Boston Fed President Collins (next votes on the FOMC in 2028) continued to sound very cautious on the inflation outlook in a speech Wednesday, saying that while policy is "well positioned" the Fed can't take currently anchored inflation expectations for granted, and "I believe it will likely be important to maintain the current slightly restrictive monetary policy stance for some time". And "while it is not in my most likely outlook, I could envision a scenario in which some policy tightening is needed to ensure that inflation returns durably to 2 percent in a timely manner."
- She's become one of the more hawkish FOMC members since late last year when she began cautioning about further rate cuts; last week she said in an interview that she would have preferred that the latest FOMC Statement guidance amend the outright easing bias in favor of something more two-sided (along the lines of her 3 regional president colleagues who dissented at the April meeting).
- On inflation: "While way down from its 2023 peak, inflation has been above target for over five years – and has increased recently due to the jump in energy prices....I expect little to no reduction in inflation this year, with the disinflation process gaining more traction next year. But the likelihood of other scenarios – with higher and more persistent inflation, more adverse labor market outcomes, or both – has increased....I believe it is important to durably return inflation to the FOMC’s 2 percent target in a reasonable amount of time."
- While tariff pass-through has "stabilized recently", suggesting a waning impact ahead particularly for core goods, she takes note of elevated supercore inflation: "services inflation excluding housing prices remains above levels consistent with 2 percent inflation. I find this pattern notable because a considerable portion of the labor productivity improvements have accrued to the services sector. To me, this suggests that, with relatively solid demand, firms retain pricing power and have less incentive to fully pass efficiency gains on to consumers."
- That said, she also points out that "the positive correlation between oil shocks and future consumer price inflation, while still present, has diminished since the 1990s...the “second-round” effects of an oil shock on non-energy prices are now less pronounced than in the 1970s and 1980s... [correlations] suggest the current oil shock will likely have a modest impact on the domestic economy overall, with perhaps somewhat more adverse effects on inflation than on the labor market" though she is concerned about downside scenarios for growth and upside scenarios for inflation stemming from a potentially prolonged conflict in the Middle East.

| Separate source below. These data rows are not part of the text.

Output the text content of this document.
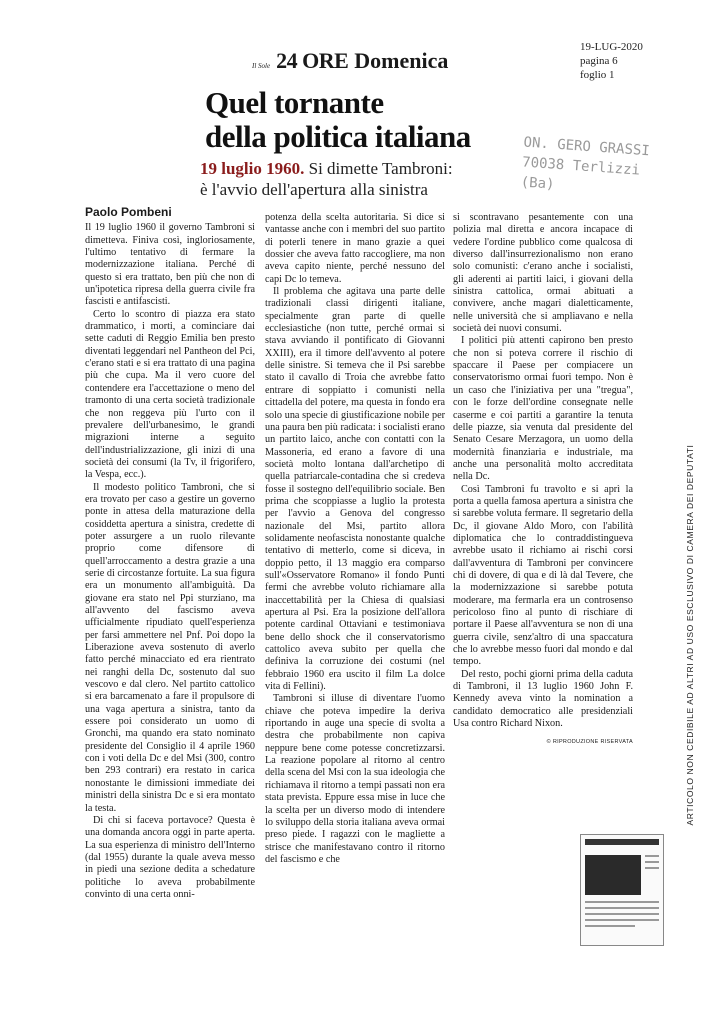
Il Sole 24 ORE Domenica
19-LUG-2020
pagina 6
foglio 1
Quel tornante
della politica italiana
19 luglio 1960. Si dimette Tambroni:
è l'avvio dell'apertura alla sinistra
ON. GERO GRASSI
70038 Terlizzi (Ba)
Paolo Pombeni

Il 19 luglio 1960 il governo Tambroni si dimetteva. Finiva così, ingloriosamente, l'ultimo tentativo di fermare la modernizzazione italiana. Perché di questo si era trattato, ben più che non di un'ipotetica ripresa della guerra civile fra fascisti e antifascisti.

Certo lo scontro di piazza era stato drammatico, i morti, a cominciare dai sette caduti di Reggio Emilia ben presto diventati leggendari nel Pantheon del Pci, c'erano stati e si era trattato di una pagina più che cupa. Ma il vero cuore del contendere era l'accettazione o meno del tramonto di una certa società tradizionale che non reggeva più l'urto con il prevalere dell'urbanesimo, le grandi migrazioni interne a seguito dell'industrializzazione, gli inizi di una società dei consumi (la Tv, il frigorifero, la Vespa, ecc.).

Il modesto politico Tambroni, che si era trovato per caso a gestire un governo ponte in attesa della maturazione della cosiddetta apertura a sinistra, credette di poter assurgere a un ruolo rilevante proprio come difensore di quell'arroccamento a destra grazie a una serie di circostanze fortuite. La sua figura era un monumento all'ambiguità. Da giovane era stato nel Ppi sturziano, ma all'avvento del fascismo aveva ufficialmente ripudiato quell'esperienza per farsi ammettere nel Pnf. Poi dopo la Liberazione aveva sostenuto di averlo fatto perché minacciato ed era rientrato nei ranghi della Dc, sostenuto dal suo vescovo e dal clero. Nel partito cattolico si era barcamenato a fare il propulsore di una vaga apertura a sinistra, tanto da essere poi considerato un uomo di Gronchi, ma quando era stato nominato presidente del Consiglio il 4 aprile 1960 con i voti della Dc e del Msi (300, contro ben 293 contrari) era restato in carica nonostante le dimissioni immediate dei ministri della sinistra Dc e si era montato la testa.

Di chi si faceva portavoce? Questa è una domanda ancora oggi in parte aperta. La sua esperienza di ministro dell'Interno (dal 1955) durante la quale aveva messo in piedi una sezione dedita a schedature politiche lo aveva probabilmente convinto di una certa onni-

potenza della scelta autoritaria. Si dice si vantasse anche con i membri del suo partito di poterli tenere in mano grazie a quei dossier che aveva fatto raccogliere, ma non aveva capito niente, perché nessuno del capi Dc lo temeva.

Il problema che agitava una parte delle tradizionali classi dirigenti italiane, specialmente gran parte di quelle ecclesiastiche (non tutte, perché ormai si stava avviando il pontificato di Giovanni XXIII), era il timore dell'avvento al potere delle sinistre. Si temeva che il Psi sarebbe stato il cavallo di Troia che avrebbe fatto entrare di soppiatto i comunisti nella cittadella del potere, ma questa in fondo era solo una specie di giustificazione nobile per una paura ben più radicata: i socialisti erano un partito laico, anche con contatti con la Massoneria, ed erano a favore di una società molto lontana dall'archetipo di quella patriarcale-contadina che si credeva fosse il sostegno dell'equilibrio sociale. Ben prima che scoppiasse a luglio la protesta per l'avvio a Genova del congresso nazionale del Msi, partito allora solidamente neofascista nonostante qualche tentativo di metterlo, come si diceva, in doppio petto, il 13 maggio era comparso sull'«Osservatore Romano» il fondo Punti fermi che avrebbe voluto richiamare alla inaccettabilità per la Chiesa di qualsiasi apertura al Psi. Era la posizione dell'allora potente cardinal Ottaviani e testimoniava bene dello shock che il conservatorismo cattolico aveva subito per quella che definiva la corruzione dei costumi (nel febbraio 1960 era uscito il film La dolce vita di Fellini).

Tambroni si illuse di diventare l'uomo chiave che poteva impedire la deriva riportando in auge una specie di svolta a destra che probabilmente non capiva neppure bene come potesse concretizzarsi. La reazione popolare al ritorno al centro della scena del Msi con la sua ideologia che richiamava il ritorno a tempi passati non era stata prevista. Eppure essa mise in luce che la scelta per un diverso modo di intendere lo sviluppo della storia italiana aveva ormai preso piede. I ragazzi con le magliette a strisce che manifestavano contro il ritorno del fascismo e che

si scontravano pesantemente con una polizia mal diretta e ancora incapace di vedere l'ordine pubblico come qualcosa di diverso dall'insurrezionalismo non erano solo comunisti: c'erano anche i socialisti, gli aderenti ai partiti laici, i giovani della sinistra cattolica, ormai abituati a convivere, anche magari dialetticamente, nelle università che si ampliavano e nella società dei nuovi consumi.

I politici più attenti capirono ben presto che non si poteva correre il rischio di spaccare il Paese per compiacere un conservatorismo ormai fuori tempo. Non è un caso che l'iniziativa per una "tregua", con le forze dell'ordine consegnate nelle caserme e coi partiti a garantire la tenuta delle piazze, sia venuta dal presidente del Senato Cesare Merzagora, un uomo della modernità finanziaria e industriale, ma anche una personalità molto accreditata nella Dc.

Così Tambroni fu travolto e si aprì la porta a quella famosa apertura a sinistra che si sarebbe voluta fermare. Il segretario della Dc, il giovane Aldo Moro, con l'abilità diplomatica che lo contraddistingueva avrebbe usato il richiamo ai rischi corsi dall'avventura di Tambroni per convincere chi di dovere, di qua e di là dal Tevere, che la modernizzazione si sarebbe potuta moderare, ma fermarla era un controsenso pericoloso fino al punto di rischiare di portare il Paese all'avventura se non di una guerra civile, senz'altro di una spaccatura che lo avrebbe messo fuori dal mondo e dal tempo.

Del resto, pochi giorni prima della caduta di Tambroni, il 13 luglio 1960 John F. Kennedy aveva vinto la nomination a candidato democratico alle presidenziali Usa contro Richard Nixon.

© RIPRODUZIONE RISERVATA	ARTICOLO NON CEDIBILE AD ALTRI AD USO ESCLUSIVO DI CAMERA DEI DEPUTATI
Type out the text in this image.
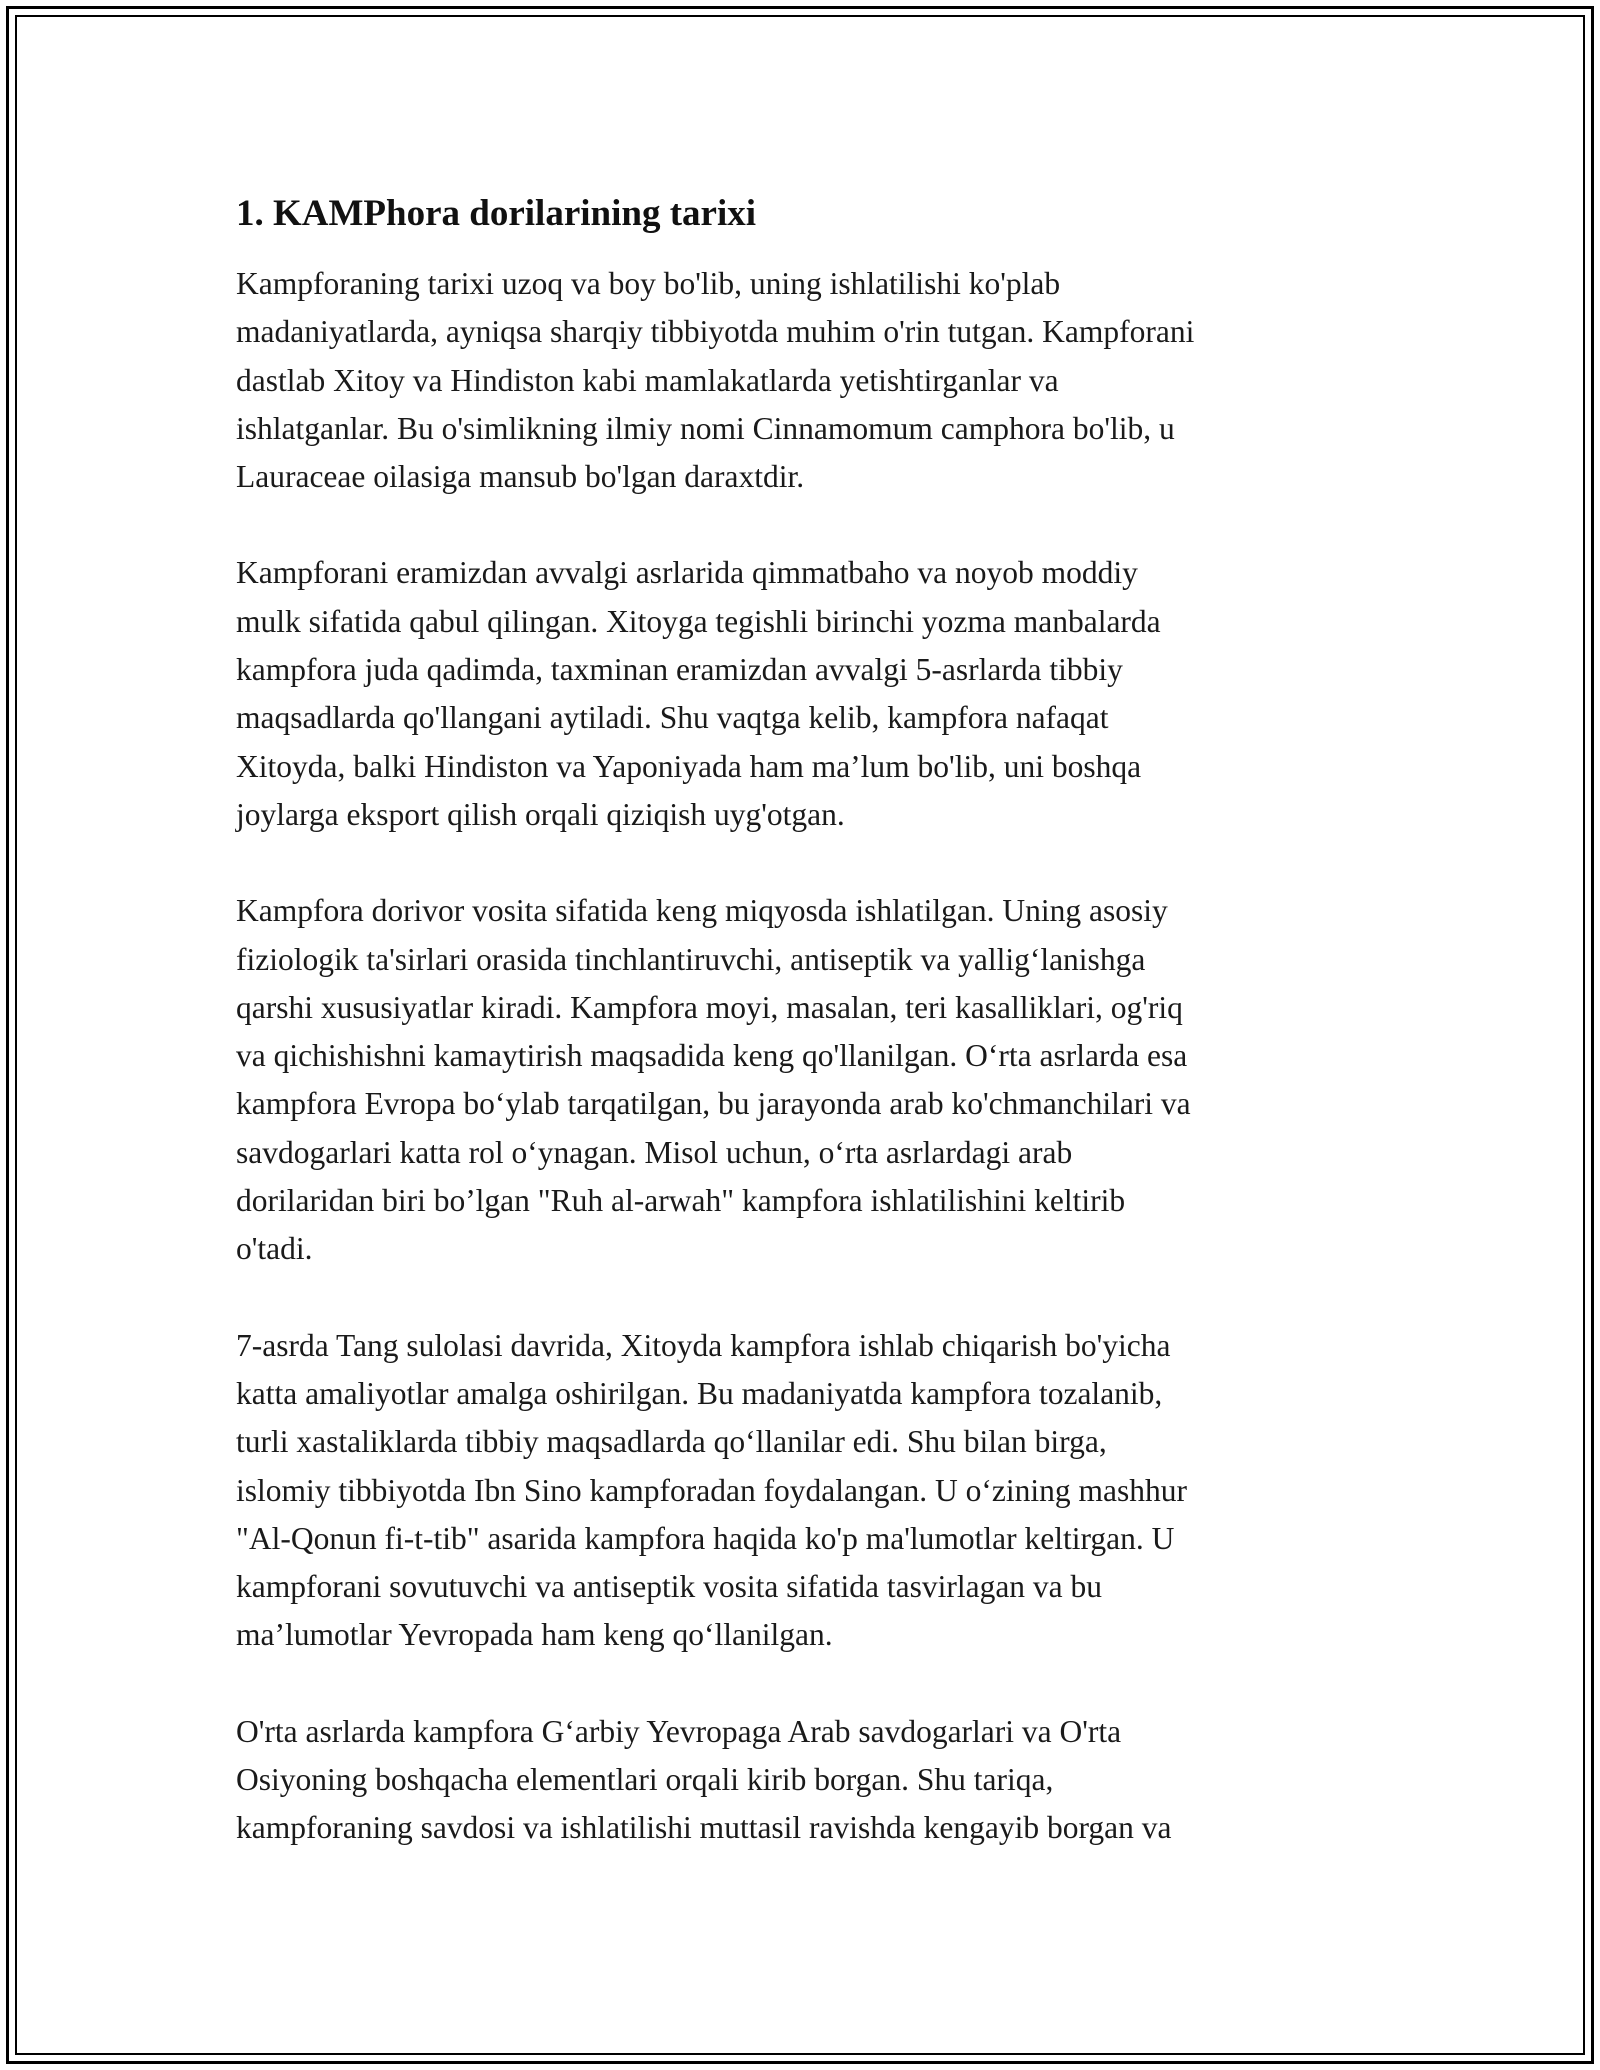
1. KAMPhora dorilarining tarixi

Kampforaning tarixi uzoq va boy bo'lib, uning ishlatilishi ko'plab
madaniyatlarda, ayniqsa sharqiy tibbiyotda muhim o'rin tutgan. Kampforani
dastlab Xitoy va Hindiston kabi mamlakatlarda yetishtirganlar va
ishlatganlar. Bu o'simlikning ilmiy nomi Cinnamomum camphora bo'lib, u
Lauraceae oilasiga mansub bo'lgan daraxtdir.

Kampforani eramizdan avvalgi asrlarida qimmatbaho va noyob moddiy
mulk sifatida qabul qilingan. Xitoyga tegishli birinchi yozma manbalarda
kampfora juda qadimda, taxminan eramizdan avvalgi 5-asrlarda tibbiy
maqsadlarda qo'llangani aytiladi. Shu vaqtga kelib, kampfora nafaqat
Xitoyda, balki Hindiston va Yaponiyada ham ma’lum bo'lib, uni boshqa
joylarga eksport qilish orqali qiziqish uyg'otgan.

Kampfora dorivor vosita sifatida keng miqyosda ishlatilgan. Uning asosiy
fiziologik ta'sirlari orasida tinchlantiruvchi, antiseptik va yallig‘lanishga
qarshi xususiyatlar kiradi. Kampfora moyi, masalan, teri kasalliklari, og'riq
va qichishishni kamaytirish maqsadida keng qo'llanilgan. O‘rta asrlarda esa
kampfora Evropa bo‘ylab tarqatilgan, bu jarayonda arab ko'chmanchilari va
savdogarlari katta rol o‘ynagan. Misol uchun, o‘rta asrlardagi arab
dorilaridan biri bo’lgan "Ruh al-arwah" kampfora ishlatilishini keltirib
o'tadi.

7-asrda Tang sulolasi davrida, Xitoyda kampfora ishlab chiqarish bo'yicha
katta amaliyotlar amalga oshirilgan. Bu madaniyatda kampfora tozalanib,
turli xastaliklarda tibbiy maqsadlarda qo‘llanilar edi. Shu bilan birga,
islomiy tibbiyotda Ibn Sino kampforadan foydalangan. U o‘zining mashhur
"Al-Qonun fi-t-tib" asarida kampfora haqida ko'p ma'lumotlar keltirgan. U
kampforani sovutuvchi va antiseptik vosita sifatida tasvirlagan va bu
ma’lumotlar Yevropada ham keng qo‘llanilgan.

O'rta asrlarda kampfora G‘arbiy Yevropaga Arab savdogarlari va O'rta
Osiyoning boshqacha elementlari orqali kirib borgan. Shu tariqa,
kampforaning savdosi va ishlatilishi muttasil ravishda kengayib borgan va
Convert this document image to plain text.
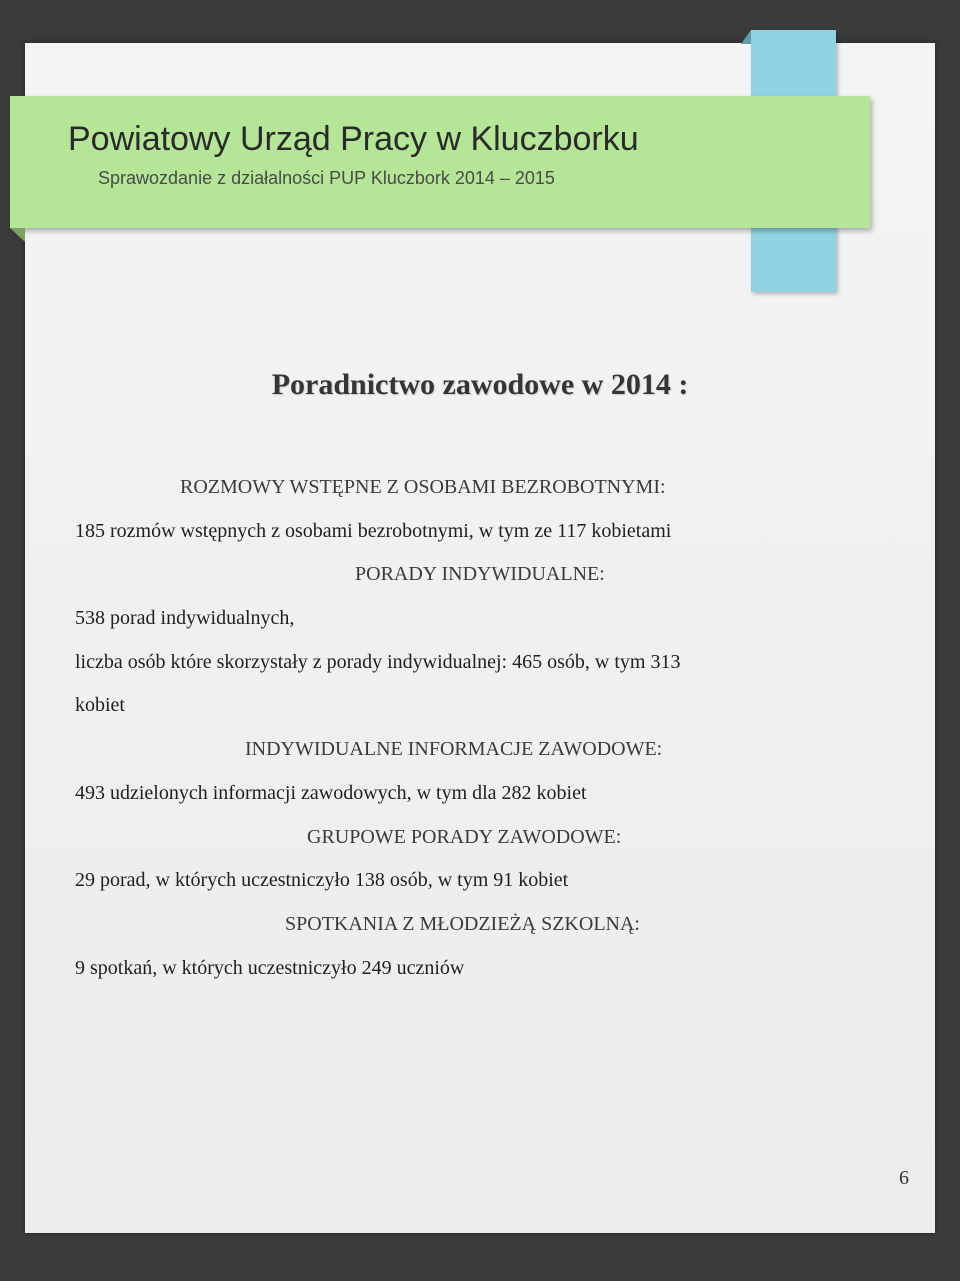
Powiatowy Urząd Pracy w Kluczborku
Sprawozdanie z działalności PUP Kluczbork 2014 – 2015
Poradnictwo zawodowe w 2014 :
ROZMOWY WSTĘPNE Z OSOBAMI BEZROBOTNYMI:
185 rozmów wstępnych z osobami bezrobotnymi, w tym ze 117 kobietami
PORADY INDYWIDUALNE:
538 porad indywidualnych,
liczba osób które skorzystały z porady indywidualnej: 465 osób, w tym 313
kobiet
INDYWIDUALNE INFORMACJE ZAWODOWE:
493 udzielonych informacji zawodowych, w tym dla 282 kobiet
GRUPOWE PORADY ZAWODOWE:
29 porad, w których uczestniczyło 138 osób, w tym 91 kobiet
SPOTKANIA Z MŁODZIEŻĄ SZKOLNĄ:
9 spotkań, w których uczestniczyło 249 uczniów
6
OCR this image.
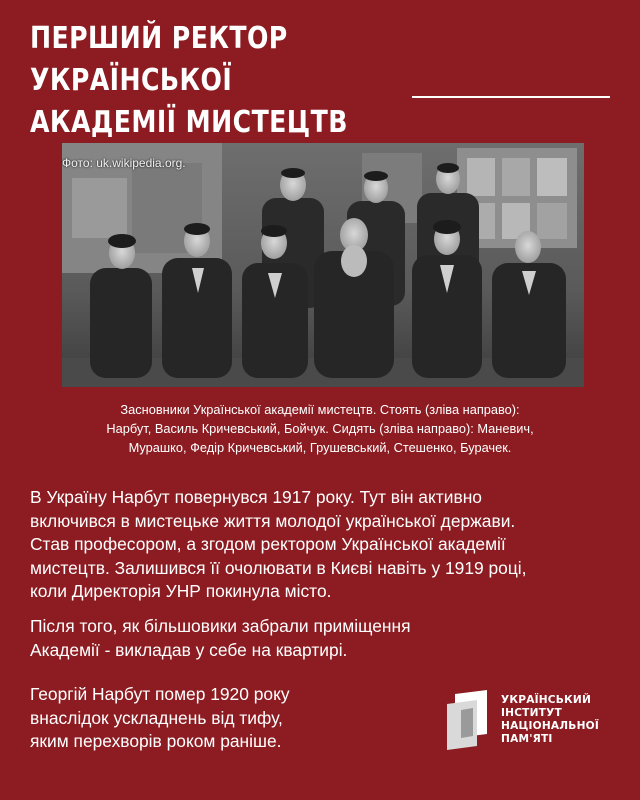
ПЕРШИЙ РЕКТОР УКРАЇНСЬКОЇ
АКАДЕМІЇ МИСТЕЦТВ
Фото: uk.wikipedia.org.
Засновники Української академії мистецтв. Стоять (зліва направо):
Нарбут, Василь Кричевський, Бойчук. Сидять (зліва направо): Маневич,
Мурашко, Федір Кричевський, Грушевський, Стешенко, Бурачек.
В Україну Нарбут повернувся 1917 року. Тут він активно
включився в мистецьке життя молодої української держави.
Став професором, а згодом ректором Української академії
мистецтв. Залишився її очолювати в Києві навіть у 1919 році,
коли Директорія УНР покинула місто.
Після того, як більшовики забрали приміщення
Академії - викладав у себе на квартирі.
Георгій Нарбут помер 1920 року
внаслідок ускладнень від тифу,
яким перехворів роком раніше.
УКРАЇНСЬКИЙ
ІНСТИТУТ
НАЦІОНАЛЬНОЇ
ПАМ'ЯТІ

- On growth and the labor market: "Despite a series of still-unfolding supply shocks – including tariffs in 2025 and the oil shock more recently – economic growth has remained resilient. And while the labor market has clearly softened from the overheated conditions of 2023 and 2024, the unemployment rate remains low by historical standards." She says that various indicators are "consistent with a labor market in balance" and "continued high inflation does not appear to be driven by labor market pressures".